The next evening, Eleanor found herself standing in front of a decaying house on the edge of the city.
It looked exhausted—like it had been trying to collapse for years but hadn't quite finished the job.
The grass in the garden was overgrown.
The porch light flickered, barely hanging on.
She knocked.
No answer.
She knocked again.
Slowly, the door creaked open.
A man in his late sixties appeared.
Face wrinkled.
Eyes heavy with years of grief.
> "Who are you?" he asked, voice quiet but guarded.
> "Detective Eleanor Crawford. I'm investigating your son's death—David Collins."
He hesitated… then stepped aside and let her in.
The house was quiet.
Too quiet.
Like everything inside it had stopped breathing long ago.

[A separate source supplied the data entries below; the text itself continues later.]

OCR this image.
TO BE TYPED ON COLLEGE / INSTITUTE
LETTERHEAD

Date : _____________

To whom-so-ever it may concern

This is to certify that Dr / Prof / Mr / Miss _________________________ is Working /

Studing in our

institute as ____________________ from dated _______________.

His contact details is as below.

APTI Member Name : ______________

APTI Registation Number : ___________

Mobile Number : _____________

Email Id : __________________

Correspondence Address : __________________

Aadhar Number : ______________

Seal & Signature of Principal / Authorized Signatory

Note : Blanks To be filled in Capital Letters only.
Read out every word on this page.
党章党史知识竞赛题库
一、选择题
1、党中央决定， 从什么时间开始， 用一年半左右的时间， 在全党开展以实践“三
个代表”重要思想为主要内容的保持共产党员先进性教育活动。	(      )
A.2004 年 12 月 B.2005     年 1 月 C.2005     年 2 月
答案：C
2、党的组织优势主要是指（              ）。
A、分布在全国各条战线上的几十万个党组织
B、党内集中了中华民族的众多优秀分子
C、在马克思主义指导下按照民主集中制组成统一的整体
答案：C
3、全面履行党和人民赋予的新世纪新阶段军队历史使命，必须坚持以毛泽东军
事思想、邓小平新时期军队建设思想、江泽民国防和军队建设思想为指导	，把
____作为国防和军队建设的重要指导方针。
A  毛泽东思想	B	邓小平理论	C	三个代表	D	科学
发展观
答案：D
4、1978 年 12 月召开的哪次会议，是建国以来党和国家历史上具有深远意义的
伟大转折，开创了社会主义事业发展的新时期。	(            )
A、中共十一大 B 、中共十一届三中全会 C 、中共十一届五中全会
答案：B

They sat across from each other in a dim living room that smelled like old wood and forgotten memories.
> "He was never the same," William said at last. "Always drawing… never smiling. The art didn't save him. It devoured him."
Eleanor nodded, gently.
> "Did he ever talk to you about… things he saw? People who weren't there?"
William went still.
Then, softly:
> "He mentioned… something called The Crimson Eye."
"He said it appeared in his dreams. In the shadows. In every mirror. That it watched."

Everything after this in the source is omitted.